N-Methylcytisine’s end-users span departments from discovery chemistry and molecular biology to field trial teams and pilot formulators. Not every scale or application fits the same mold. We have tailored our customer service to deliver both small research pack sizes and repeated large-volume replenishments, without drop-off in documentation or responsiveness. Bulk buyers appreciate advance scheduling for recurring deliveries, while academic teams often need single-use bottles packaged free of trace metals for sensitive assay work.
At times we field urgent requests from organizations encountering process bottlenecks—a shipment delayed, a competing supplier unable to provide batch-level data, or the need for a certificate of analysis matching a unique regulatory demand. These circumstances direct us to treat every inquiry as a partnership, not a transaction, bringing what we know about synthesis, compliance, and technical support to bear.

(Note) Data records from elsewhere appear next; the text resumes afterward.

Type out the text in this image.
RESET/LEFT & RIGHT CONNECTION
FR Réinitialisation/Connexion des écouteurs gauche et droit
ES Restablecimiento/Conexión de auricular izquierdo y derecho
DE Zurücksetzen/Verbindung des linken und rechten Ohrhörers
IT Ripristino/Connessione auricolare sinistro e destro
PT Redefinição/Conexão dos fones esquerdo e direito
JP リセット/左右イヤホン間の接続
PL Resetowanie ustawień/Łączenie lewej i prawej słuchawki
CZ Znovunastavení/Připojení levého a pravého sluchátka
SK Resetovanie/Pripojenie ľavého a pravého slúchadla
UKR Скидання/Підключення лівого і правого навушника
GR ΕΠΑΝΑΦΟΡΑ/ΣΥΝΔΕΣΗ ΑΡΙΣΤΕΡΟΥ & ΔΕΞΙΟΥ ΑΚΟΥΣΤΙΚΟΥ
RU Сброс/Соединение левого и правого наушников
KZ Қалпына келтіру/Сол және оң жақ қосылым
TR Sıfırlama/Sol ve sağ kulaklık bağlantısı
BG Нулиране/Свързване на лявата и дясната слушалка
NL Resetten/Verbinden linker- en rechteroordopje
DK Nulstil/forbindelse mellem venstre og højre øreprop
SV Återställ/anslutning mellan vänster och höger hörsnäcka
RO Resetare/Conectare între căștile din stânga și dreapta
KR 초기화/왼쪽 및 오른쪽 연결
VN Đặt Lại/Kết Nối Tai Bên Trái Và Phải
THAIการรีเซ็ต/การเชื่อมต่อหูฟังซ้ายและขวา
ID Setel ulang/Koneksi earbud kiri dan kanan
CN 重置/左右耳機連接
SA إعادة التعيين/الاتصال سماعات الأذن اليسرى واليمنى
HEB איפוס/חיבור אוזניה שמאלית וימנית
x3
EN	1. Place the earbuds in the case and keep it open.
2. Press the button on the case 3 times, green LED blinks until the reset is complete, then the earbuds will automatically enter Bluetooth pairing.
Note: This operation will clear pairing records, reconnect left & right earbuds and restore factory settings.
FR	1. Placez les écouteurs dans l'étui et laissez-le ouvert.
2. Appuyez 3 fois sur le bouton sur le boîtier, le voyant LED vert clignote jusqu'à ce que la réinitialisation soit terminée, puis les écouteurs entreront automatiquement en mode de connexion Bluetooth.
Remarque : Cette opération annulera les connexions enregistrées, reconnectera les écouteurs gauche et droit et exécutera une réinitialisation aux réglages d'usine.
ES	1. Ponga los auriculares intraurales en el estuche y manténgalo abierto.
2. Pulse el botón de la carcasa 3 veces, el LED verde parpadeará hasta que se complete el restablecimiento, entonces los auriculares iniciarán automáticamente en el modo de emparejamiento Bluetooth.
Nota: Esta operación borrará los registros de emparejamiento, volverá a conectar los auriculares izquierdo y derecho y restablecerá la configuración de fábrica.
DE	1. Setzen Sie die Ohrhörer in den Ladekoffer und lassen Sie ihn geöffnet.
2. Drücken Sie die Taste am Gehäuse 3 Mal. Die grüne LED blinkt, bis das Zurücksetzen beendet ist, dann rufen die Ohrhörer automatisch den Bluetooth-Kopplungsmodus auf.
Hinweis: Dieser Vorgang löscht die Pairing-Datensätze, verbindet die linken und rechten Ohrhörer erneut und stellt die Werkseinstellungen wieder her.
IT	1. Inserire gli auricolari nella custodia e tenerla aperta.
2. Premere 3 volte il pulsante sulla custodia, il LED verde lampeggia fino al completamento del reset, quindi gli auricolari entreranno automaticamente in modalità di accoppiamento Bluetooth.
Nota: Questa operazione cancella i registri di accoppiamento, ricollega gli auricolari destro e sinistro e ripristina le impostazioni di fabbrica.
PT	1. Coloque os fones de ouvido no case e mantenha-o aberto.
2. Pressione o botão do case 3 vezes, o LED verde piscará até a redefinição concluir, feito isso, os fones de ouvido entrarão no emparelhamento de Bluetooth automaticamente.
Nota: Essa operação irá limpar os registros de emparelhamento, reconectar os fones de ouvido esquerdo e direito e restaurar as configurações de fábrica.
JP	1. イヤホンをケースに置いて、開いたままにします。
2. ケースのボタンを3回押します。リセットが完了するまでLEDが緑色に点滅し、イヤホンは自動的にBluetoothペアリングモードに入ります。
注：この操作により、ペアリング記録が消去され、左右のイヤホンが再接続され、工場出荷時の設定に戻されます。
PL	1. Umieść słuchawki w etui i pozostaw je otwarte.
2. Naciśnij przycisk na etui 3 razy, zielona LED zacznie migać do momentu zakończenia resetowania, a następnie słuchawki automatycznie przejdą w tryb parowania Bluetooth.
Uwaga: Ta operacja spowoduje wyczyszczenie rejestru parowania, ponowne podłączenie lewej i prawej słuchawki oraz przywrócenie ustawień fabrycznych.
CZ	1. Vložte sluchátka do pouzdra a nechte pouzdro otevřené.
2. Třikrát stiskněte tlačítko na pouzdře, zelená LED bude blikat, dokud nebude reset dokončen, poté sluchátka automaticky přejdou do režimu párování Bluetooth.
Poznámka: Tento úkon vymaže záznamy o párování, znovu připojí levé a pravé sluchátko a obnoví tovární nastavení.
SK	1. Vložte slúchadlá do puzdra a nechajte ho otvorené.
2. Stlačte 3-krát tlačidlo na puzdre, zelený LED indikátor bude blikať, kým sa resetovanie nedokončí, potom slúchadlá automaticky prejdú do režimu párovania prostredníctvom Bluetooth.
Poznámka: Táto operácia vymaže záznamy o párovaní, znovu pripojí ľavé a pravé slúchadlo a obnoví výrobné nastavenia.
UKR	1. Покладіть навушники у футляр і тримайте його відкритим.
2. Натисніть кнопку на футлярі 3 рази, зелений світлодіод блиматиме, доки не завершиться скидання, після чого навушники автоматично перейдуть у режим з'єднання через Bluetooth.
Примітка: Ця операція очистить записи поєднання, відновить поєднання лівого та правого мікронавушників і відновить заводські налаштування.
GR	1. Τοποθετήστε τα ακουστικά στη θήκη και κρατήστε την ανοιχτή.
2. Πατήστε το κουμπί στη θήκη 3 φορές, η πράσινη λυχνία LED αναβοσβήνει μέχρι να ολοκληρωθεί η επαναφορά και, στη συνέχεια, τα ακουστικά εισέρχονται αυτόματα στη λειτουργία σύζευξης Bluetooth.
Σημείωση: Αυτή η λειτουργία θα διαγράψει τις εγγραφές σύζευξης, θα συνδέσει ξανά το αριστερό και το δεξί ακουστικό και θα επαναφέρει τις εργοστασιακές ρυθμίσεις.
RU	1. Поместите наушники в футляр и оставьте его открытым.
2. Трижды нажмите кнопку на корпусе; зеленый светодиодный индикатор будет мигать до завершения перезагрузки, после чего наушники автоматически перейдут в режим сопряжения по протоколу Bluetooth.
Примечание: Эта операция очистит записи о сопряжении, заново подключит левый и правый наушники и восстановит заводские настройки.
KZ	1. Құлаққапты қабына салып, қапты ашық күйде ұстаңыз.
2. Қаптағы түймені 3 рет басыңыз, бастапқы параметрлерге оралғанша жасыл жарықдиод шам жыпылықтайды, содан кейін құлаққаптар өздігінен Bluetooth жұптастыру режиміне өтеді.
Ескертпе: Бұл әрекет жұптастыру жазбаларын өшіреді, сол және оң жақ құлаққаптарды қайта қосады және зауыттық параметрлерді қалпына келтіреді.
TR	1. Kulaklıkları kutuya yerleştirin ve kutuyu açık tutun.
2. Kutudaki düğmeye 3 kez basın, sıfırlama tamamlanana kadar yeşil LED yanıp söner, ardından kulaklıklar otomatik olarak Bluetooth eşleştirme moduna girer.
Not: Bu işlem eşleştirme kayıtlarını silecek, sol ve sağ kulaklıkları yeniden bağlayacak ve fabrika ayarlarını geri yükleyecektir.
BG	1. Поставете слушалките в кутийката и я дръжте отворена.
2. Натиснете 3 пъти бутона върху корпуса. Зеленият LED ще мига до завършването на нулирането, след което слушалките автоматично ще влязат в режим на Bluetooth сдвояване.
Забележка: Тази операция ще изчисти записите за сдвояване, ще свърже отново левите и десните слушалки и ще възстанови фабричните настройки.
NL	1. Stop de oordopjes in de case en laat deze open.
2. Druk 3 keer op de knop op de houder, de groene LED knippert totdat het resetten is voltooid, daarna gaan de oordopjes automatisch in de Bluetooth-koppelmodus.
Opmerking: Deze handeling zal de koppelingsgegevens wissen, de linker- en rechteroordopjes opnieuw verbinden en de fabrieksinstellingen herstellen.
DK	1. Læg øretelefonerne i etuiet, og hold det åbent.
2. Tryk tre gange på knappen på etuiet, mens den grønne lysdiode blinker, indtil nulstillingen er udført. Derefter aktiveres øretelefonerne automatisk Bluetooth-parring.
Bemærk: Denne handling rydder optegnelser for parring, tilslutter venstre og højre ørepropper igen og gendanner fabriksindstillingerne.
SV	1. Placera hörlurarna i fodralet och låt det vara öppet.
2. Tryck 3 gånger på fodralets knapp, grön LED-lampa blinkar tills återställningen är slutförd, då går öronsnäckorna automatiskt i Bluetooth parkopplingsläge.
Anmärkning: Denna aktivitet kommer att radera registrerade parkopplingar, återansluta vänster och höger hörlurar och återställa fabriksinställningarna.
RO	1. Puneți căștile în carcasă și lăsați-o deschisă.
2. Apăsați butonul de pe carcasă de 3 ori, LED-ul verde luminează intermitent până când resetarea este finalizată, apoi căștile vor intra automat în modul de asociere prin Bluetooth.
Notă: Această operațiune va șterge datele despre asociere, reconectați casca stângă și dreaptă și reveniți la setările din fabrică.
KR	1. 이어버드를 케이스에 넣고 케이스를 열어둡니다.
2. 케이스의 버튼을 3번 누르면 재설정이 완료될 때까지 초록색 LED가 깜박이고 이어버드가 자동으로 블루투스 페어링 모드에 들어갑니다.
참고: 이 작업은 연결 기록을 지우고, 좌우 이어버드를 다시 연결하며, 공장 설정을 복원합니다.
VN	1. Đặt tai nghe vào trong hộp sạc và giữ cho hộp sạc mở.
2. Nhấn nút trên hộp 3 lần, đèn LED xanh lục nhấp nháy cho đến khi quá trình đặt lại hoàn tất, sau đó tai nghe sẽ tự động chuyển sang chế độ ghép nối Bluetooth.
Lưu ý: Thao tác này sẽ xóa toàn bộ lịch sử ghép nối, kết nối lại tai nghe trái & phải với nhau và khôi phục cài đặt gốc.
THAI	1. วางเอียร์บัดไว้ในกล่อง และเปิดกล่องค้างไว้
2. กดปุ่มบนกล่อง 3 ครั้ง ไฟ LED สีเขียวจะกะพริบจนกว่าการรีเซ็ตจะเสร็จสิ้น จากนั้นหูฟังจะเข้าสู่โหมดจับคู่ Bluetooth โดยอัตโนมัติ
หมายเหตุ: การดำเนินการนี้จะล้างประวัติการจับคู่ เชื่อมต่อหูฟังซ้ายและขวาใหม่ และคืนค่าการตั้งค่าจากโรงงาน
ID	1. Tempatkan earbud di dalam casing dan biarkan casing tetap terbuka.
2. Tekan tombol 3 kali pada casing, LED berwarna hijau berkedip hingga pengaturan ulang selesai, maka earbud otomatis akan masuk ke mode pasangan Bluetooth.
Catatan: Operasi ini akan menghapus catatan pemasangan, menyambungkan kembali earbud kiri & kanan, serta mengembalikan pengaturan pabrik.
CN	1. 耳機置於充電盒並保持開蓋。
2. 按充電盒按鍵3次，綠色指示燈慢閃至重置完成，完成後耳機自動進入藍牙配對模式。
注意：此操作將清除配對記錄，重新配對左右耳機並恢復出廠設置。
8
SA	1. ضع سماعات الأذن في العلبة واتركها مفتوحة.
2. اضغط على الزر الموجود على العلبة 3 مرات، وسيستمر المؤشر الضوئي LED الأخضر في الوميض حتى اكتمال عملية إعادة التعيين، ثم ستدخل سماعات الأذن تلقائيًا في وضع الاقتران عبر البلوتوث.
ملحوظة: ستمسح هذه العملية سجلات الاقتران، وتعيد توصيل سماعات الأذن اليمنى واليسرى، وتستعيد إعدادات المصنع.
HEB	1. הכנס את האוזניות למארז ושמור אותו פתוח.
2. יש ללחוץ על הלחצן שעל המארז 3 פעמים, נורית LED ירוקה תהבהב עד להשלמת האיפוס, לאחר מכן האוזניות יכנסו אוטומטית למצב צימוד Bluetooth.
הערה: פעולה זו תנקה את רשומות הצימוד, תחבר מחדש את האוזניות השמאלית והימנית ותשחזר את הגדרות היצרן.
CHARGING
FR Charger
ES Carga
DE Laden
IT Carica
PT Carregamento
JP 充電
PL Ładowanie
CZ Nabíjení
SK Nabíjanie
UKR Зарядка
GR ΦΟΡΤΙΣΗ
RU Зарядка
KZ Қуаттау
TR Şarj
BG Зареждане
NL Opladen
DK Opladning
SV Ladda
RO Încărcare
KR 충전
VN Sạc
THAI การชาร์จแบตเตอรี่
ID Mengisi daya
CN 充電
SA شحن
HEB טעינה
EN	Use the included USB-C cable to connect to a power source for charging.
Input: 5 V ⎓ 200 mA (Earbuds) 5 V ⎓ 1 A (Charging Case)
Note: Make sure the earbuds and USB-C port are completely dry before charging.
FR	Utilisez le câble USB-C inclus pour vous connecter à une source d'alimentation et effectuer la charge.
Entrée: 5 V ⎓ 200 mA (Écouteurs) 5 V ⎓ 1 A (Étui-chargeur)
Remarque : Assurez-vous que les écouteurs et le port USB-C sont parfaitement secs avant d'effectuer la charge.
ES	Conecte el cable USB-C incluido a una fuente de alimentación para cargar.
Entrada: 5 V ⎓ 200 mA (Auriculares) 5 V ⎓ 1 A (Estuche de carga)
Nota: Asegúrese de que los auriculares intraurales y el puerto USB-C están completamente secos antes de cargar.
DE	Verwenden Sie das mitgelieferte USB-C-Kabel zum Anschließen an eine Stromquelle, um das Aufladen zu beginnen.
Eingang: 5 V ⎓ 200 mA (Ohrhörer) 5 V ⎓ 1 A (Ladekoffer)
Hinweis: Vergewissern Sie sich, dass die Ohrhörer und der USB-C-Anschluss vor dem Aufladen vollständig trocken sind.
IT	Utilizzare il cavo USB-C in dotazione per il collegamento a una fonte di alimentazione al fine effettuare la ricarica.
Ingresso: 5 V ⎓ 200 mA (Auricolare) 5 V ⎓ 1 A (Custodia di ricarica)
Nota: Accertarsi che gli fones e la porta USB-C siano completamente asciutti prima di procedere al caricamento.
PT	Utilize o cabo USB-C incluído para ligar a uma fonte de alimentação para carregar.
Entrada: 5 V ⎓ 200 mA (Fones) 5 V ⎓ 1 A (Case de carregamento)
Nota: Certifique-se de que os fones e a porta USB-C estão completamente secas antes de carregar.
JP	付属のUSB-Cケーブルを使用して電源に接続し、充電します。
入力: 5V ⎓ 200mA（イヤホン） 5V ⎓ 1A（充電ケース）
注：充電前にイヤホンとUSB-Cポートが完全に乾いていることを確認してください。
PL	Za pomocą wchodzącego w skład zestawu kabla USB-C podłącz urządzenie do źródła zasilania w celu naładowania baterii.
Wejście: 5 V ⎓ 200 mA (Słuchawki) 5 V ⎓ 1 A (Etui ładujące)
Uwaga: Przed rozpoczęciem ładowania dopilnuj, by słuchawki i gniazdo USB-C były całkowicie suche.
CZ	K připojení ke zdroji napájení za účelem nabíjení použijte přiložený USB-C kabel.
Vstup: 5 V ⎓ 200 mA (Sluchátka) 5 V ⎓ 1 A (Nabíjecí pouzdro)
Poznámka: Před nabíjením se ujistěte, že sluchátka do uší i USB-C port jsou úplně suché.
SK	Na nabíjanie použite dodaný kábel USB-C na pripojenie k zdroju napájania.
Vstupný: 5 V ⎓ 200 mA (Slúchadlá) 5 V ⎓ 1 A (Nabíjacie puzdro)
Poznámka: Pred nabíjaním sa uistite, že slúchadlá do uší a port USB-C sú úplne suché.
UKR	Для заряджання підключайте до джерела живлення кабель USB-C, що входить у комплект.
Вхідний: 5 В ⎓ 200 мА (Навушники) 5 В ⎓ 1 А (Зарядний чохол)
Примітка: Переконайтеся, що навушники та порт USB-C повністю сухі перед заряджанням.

N-Methylcytisine stands apart from mass-market fine chemicals due to the hands-on knowledge built into each production run. From deliberate raw material selection and methodical purification to constant dialogue with those actually putting the product to use, a manufacturer’s eye adds clarity that trickles into every shipment. Our path, built over years of refining both plant extraction and laboratory processing, reflects both problem-solving tenacity and collaboration with scientific partners around the world. Each lot shipped carries not just a set of analytical results but a commitment born from decades of behind-the-scenes work in alkaloid chemistry. For the customers pushing the boundaries of pharmaceutical and agricultural science, N-Methylcytisine remains more than just a commodity molecule. It is the distilled result of applied experience—science done at plant, bench, and pilot scale, ready for the next phase of discovery.